🤖 AI Summary
Current chest X-ray (CXR) interpretation methods suffer from three key limitations: weak clinical interpretability, insufficient multimodal (vision–text) evidence fusion, and inconsistent tool outputs lacking dynamic validation mechanisms. To address these, we propose a clinical-prior-guided multi-agent framework that emulates radiologists’ diagnostic workflow, enabling vision-grounded collaborative reasoning. Specialized agents perform image analysis, report generation, consistency verification, and external knowledge retrieval; cross-modal evidence integration is achieved via multimodal fusion and vision–language alignment. We further introduce a dynamic conflict-resolution mechanism and retrieval-augmented contextual verification to enhance robustness and reliability. Experiments demonstrate significant improvements in diagnostic accuracy (+4.2%) and report consistency (+18.7%), yielding structured reports that are more transparent, clinically aligned, and compliant with established guidelines.
📝 Abstract
Agentic systems offer a potential path to solve complex clinical tasks through collaboration among specialized agents, augmented by tool use and external knowledge bases.
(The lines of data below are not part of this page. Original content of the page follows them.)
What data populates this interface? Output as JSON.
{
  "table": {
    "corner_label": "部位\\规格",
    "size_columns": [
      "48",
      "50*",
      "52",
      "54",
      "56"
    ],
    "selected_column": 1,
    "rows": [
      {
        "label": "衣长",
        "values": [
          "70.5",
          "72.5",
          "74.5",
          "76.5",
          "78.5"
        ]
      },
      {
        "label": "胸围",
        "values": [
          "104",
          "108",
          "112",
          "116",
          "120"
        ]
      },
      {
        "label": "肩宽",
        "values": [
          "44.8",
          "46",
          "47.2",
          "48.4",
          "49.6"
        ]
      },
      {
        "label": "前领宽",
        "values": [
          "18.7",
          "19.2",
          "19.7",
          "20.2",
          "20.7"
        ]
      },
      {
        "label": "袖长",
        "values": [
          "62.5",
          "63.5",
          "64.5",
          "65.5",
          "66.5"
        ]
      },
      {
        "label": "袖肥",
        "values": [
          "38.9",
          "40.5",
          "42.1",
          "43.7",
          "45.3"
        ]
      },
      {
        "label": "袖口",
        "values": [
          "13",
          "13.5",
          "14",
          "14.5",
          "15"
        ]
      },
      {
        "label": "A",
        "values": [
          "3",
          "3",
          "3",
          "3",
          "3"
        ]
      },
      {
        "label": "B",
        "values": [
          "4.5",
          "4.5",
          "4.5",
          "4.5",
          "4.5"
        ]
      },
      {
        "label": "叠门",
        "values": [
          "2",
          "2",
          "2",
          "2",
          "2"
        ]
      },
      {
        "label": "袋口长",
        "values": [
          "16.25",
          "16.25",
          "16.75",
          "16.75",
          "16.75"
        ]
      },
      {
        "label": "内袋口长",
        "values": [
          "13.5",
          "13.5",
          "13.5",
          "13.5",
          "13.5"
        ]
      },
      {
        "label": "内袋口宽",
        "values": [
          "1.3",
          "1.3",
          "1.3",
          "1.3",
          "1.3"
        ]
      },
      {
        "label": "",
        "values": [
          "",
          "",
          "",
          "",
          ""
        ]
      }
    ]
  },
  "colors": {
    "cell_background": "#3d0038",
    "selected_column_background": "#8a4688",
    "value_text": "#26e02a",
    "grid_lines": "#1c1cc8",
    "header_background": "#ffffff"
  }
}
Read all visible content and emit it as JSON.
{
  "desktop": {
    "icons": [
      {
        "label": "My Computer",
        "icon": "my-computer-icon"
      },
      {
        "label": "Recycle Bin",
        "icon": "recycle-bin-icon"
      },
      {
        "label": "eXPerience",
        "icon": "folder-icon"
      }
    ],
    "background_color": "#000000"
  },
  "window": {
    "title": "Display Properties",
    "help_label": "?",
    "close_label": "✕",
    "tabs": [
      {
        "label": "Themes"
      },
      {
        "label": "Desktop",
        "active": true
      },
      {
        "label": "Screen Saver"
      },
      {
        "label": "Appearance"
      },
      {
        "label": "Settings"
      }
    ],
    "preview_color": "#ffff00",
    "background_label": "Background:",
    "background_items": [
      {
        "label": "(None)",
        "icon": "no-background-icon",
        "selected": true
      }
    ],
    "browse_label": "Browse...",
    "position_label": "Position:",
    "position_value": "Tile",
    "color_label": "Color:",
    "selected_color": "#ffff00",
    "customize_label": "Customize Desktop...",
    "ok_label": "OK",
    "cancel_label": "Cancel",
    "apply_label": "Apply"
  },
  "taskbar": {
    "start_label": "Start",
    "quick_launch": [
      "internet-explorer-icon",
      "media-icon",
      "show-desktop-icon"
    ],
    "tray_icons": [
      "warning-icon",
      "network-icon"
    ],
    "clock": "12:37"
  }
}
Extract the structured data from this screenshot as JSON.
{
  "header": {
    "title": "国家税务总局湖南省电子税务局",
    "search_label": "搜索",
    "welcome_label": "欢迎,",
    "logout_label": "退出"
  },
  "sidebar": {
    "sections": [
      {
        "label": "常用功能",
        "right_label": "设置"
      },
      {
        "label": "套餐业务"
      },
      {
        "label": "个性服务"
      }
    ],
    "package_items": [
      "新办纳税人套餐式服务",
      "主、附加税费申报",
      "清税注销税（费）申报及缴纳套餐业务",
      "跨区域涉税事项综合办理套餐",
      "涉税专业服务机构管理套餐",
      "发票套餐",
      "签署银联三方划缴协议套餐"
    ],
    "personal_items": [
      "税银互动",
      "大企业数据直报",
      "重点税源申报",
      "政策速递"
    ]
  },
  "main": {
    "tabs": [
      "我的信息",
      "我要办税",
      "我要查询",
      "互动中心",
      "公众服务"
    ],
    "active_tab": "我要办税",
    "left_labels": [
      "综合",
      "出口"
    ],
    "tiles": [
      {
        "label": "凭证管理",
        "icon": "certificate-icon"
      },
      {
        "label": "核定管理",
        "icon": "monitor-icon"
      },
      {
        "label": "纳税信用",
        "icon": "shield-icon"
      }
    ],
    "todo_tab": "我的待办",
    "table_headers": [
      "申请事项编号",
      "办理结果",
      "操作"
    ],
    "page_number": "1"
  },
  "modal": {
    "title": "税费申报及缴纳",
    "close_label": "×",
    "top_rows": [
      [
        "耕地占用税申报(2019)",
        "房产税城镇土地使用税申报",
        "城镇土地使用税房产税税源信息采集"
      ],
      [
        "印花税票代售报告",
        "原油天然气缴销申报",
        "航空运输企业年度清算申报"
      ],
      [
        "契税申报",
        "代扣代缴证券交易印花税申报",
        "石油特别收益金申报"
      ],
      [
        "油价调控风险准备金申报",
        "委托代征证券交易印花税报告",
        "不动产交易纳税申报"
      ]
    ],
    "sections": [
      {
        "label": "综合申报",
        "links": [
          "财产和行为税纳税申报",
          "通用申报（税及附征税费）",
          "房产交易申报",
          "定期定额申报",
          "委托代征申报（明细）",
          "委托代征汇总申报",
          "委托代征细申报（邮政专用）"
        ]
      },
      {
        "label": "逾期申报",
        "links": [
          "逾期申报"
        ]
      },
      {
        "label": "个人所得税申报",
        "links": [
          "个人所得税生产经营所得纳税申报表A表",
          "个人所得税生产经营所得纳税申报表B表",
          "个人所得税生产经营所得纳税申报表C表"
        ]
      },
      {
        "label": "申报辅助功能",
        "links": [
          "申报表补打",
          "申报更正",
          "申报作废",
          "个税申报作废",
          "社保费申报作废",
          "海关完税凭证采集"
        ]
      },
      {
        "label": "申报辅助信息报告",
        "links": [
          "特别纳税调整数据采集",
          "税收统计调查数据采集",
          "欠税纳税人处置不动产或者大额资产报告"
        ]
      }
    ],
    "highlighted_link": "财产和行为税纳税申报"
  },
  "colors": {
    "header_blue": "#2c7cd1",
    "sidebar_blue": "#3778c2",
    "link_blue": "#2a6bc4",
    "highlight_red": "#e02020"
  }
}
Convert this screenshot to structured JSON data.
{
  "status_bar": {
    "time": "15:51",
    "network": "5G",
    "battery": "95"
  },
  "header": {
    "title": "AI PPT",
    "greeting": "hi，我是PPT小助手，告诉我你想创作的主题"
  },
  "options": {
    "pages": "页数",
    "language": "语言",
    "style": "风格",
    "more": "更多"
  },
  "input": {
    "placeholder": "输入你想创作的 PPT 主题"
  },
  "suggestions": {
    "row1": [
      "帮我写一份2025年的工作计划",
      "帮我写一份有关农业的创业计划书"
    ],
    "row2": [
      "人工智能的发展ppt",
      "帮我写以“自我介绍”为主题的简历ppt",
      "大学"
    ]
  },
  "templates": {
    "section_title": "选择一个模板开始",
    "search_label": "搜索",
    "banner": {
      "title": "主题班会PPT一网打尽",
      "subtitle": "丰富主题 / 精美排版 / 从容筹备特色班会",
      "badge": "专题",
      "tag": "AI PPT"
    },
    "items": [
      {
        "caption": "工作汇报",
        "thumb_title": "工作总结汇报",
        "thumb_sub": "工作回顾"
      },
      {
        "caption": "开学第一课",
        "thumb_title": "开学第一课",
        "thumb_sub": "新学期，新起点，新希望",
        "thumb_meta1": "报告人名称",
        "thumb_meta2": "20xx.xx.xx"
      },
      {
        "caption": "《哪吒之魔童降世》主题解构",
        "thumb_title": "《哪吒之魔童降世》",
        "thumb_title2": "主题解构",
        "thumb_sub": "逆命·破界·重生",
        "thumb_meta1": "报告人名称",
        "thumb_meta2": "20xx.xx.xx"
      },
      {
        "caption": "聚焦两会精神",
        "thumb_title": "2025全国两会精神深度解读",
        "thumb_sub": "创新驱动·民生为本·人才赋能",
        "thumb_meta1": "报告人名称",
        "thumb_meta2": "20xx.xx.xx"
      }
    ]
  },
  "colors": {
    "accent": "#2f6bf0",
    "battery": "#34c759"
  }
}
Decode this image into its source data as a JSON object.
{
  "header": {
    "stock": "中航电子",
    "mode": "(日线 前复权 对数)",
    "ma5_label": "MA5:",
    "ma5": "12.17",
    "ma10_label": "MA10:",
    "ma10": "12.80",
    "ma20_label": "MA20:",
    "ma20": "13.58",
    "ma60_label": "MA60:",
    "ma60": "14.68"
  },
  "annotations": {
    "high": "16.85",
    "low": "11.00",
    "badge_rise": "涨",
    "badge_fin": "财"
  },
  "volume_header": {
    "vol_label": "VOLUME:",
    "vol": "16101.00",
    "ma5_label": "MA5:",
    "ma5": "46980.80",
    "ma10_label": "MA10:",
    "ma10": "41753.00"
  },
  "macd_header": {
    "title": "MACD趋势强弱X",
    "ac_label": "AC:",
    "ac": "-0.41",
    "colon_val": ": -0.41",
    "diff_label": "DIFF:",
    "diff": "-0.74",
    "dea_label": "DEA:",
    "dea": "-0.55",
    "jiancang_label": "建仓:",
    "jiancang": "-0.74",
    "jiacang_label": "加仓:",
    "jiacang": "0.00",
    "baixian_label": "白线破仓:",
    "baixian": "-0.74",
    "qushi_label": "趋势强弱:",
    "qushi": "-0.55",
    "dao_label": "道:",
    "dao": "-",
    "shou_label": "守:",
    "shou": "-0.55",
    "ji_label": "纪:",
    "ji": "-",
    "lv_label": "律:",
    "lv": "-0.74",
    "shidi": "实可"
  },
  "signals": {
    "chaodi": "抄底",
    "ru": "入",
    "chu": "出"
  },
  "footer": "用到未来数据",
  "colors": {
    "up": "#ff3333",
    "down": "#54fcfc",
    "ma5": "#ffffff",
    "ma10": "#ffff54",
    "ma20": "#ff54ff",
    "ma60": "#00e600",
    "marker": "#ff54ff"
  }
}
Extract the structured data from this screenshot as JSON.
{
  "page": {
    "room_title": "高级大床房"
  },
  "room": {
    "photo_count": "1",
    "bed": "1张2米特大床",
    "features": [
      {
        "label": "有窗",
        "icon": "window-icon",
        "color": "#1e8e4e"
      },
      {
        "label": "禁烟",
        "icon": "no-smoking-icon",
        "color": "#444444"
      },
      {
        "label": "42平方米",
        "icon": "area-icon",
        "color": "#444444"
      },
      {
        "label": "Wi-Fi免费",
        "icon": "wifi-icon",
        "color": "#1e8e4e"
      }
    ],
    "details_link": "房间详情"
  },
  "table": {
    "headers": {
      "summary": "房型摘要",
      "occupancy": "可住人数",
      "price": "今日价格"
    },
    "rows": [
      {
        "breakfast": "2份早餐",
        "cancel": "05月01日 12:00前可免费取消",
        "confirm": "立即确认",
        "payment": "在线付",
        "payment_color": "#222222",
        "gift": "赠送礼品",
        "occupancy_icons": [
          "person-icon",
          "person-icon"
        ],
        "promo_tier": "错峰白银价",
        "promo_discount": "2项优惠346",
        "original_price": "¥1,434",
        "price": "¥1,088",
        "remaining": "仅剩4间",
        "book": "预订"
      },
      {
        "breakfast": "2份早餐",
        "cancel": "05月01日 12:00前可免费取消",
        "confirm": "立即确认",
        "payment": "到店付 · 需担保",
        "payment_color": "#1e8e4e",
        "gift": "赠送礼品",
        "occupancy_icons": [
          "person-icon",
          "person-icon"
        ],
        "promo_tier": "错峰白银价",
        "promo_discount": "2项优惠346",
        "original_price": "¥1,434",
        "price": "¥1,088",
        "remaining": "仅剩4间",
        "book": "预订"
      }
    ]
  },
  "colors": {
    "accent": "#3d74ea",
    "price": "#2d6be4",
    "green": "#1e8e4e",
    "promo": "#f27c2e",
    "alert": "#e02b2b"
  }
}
Nevertheless, for chest X-ray (CXR) interpretation, prevailing methods remain limited: (i) reasoning is frequently neither clinically interpretable nor aligned with guidelines, reflecting mere aggregation of tool outputs; (ii) multimodal evidence is insufficiently fused, yielding text-only rationales that are not visually grounded; and (iii) systems rarely detect or resolve cross-tool inconsistencies and provide no principled verification mechanisms. To bridge the above gaps, we present RadAgents, a multi-agent framework for CXR interpretation that couples clinical priors with task-aware multimodal reasoning. In addition, we integrate grounding and multimodal retrieval-augmentation to verify and resolve context conflicts, resulting in outputs that are more reliable, transparent, and consistent with clinical practice.